|
From: Kristian V. D. V. <va...@li...> - 2008-11-01 13:58:45
|
On Sat, 2008-11-01 at 14:44 +0100, Stefano D'Angelo wrote:
> 2008/11/1 Kristian Van Der Vliet <va...@li...>:
> > On Sat, 2008-11-01 at 11:42 +0100, Stefano D'Angelo wrote:
> >> I investigated a bit into Syllable's source code and it seems like
> >> some weird stuff is going on... First, in pthread_exit(), this cycle
> >> seems to be broken:
> >>
> >> 231 while ( cleanup )
> >> 232 {
> >> 233 if ( cleanup->routine )
> >> 234 (*cleanup->routine) (cleanup->arg);
> >> 235 cleanup = cleanup->prev;
> >> 236 free( cleanup );
> >> 237 }
> >>
> >> since after the first loop, cleanup points to a freed memory location,
> >> which shouldn't be considered valid any more (unless you have very
> >> very strange memory handling routines/conventions, but I doubt that).
> >
> > Believe it or not that loop is actually O.K. It works backwards through
> > the list, calling the cleanup handlers and then freeing the structures
> > as it goes. For the first item in the list, prev will be NULL and
> > free(NULL) is a valid no-op, and the loop will then exit. I admit it is
> > non-obvious.
Anthony has pointed out to me that there is an issue here in that the
first cleanup structure in the list is never free'd, which is a valid
problem here.
>> Going back to the original problem, it seems like pthread_exit()

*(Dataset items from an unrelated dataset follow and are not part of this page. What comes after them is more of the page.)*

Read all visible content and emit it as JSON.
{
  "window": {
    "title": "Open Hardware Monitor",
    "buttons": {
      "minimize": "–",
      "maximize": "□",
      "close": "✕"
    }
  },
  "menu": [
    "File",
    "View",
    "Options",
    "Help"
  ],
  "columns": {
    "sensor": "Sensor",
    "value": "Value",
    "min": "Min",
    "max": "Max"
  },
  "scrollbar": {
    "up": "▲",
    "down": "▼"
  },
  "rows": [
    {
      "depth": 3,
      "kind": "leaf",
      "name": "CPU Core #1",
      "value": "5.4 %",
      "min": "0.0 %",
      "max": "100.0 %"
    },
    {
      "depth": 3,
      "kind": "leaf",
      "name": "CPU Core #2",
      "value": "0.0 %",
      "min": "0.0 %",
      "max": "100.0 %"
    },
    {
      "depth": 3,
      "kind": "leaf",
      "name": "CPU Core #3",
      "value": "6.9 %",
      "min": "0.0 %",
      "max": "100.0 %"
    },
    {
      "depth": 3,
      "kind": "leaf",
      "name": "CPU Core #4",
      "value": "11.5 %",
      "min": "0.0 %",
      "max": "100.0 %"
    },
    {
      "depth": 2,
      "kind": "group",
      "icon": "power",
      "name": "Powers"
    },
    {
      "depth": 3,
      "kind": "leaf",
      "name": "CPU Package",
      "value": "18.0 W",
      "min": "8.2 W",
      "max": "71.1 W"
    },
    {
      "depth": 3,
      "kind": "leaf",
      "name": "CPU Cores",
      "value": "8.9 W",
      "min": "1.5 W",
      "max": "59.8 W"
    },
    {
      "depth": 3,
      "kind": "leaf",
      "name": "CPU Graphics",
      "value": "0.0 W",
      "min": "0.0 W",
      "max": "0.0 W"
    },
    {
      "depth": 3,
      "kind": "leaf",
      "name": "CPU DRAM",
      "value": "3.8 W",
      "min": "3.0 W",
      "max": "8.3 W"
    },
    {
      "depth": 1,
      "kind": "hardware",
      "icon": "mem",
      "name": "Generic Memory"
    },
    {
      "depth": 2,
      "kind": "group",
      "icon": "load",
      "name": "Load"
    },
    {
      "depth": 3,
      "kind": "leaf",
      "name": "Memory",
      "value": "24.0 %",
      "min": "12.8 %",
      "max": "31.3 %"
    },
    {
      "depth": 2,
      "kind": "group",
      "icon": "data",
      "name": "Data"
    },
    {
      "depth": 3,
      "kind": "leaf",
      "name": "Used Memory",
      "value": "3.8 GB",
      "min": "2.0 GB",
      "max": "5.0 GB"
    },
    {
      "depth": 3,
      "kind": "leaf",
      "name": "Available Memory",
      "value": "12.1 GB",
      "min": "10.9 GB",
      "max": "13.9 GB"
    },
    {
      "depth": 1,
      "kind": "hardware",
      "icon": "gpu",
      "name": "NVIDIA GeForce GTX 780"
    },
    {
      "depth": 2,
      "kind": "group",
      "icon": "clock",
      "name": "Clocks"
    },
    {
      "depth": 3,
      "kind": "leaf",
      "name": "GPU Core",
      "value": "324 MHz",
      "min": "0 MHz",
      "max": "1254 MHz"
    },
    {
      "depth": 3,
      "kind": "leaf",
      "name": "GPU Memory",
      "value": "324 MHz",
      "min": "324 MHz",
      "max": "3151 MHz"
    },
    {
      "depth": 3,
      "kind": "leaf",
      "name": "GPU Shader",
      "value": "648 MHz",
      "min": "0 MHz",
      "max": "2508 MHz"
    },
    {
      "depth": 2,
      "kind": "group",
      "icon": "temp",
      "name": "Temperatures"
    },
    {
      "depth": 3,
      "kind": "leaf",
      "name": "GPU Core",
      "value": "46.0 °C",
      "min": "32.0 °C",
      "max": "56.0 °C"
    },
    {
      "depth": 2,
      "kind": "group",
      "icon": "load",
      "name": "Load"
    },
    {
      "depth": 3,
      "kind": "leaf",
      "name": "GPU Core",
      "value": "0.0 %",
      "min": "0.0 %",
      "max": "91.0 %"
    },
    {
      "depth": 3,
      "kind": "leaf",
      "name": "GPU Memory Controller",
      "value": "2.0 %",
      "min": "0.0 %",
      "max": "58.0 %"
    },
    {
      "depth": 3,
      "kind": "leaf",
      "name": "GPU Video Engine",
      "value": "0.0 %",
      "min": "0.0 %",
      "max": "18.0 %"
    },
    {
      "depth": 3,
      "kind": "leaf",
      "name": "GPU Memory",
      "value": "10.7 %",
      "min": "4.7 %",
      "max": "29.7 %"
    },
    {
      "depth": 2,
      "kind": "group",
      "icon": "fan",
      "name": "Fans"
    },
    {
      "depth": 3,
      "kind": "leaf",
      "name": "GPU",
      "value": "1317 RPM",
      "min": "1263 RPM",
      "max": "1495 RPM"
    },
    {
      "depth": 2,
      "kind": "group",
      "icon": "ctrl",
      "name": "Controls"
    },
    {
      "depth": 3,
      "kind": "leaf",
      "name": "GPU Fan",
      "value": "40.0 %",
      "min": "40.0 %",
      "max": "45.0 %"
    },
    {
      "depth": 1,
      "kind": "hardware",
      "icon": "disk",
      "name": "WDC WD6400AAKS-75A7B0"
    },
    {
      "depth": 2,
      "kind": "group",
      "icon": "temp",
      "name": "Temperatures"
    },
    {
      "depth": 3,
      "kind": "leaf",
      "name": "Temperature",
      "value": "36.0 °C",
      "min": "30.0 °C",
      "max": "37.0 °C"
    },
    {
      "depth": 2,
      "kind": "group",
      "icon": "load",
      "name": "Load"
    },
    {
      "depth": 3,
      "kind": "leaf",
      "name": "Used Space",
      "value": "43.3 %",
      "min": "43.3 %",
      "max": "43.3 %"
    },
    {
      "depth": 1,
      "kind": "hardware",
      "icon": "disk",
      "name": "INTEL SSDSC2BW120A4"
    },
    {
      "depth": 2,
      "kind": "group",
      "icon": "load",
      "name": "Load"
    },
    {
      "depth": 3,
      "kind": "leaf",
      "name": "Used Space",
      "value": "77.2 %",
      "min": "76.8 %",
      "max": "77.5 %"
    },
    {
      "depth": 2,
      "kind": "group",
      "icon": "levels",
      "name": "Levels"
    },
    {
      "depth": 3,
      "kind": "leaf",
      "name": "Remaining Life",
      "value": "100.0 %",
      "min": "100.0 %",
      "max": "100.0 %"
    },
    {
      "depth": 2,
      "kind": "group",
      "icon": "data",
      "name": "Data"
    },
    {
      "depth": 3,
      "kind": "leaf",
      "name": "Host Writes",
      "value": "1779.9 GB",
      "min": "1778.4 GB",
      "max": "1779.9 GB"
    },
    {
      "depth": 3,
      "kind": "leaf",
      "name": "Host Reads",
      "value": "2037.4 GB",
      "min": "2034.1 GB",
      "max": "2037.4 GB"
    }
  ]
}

> >> completely destroys the thread, which is not a POSIX-compliant
> >> behaviour, since it won't be found by pthread_join()s happening after
> >> the thread has terminated.
> >>
> >> This would be ok for PTHREAD_CREATE_DETACHED threads, but the POSIX
> >> standards states that the default detachstate is
> >> PTHREAD_CREATE_JOINABLE.
> >
> > The OpenGroup spec says:
> >
> > "The pthread_join() function suspends execution of the calling thread
> > until the target thread terminates, unless the target thread has already
> > terminated. On return from a successful pthread_join() call with a
> > non-NULL value_ptr argument, the value passed to pthread_exit() by the
> > terminating thread is made available in the location referenced by
> > value_ptr. When a pthread_join() returns successfully, the target thread
> > has been terminated. The results of multiple simultaneous calls to
> > pthread_join() specifying the same target thread are undefined. If the
> > thread calling pthread_join() is canceled, then the target thread will
> > not be detached.
> >
> > [ESRCH]
> > No thread could be found corresponding to that specified by the
> > given thread ID."
> >
> > which is what the current implementation does: if pthread_join() is
> > called on a thread that has already called pthread_exit() it returns
> > ESRCH. However it seems I have been tripped up by "When a pthread_join()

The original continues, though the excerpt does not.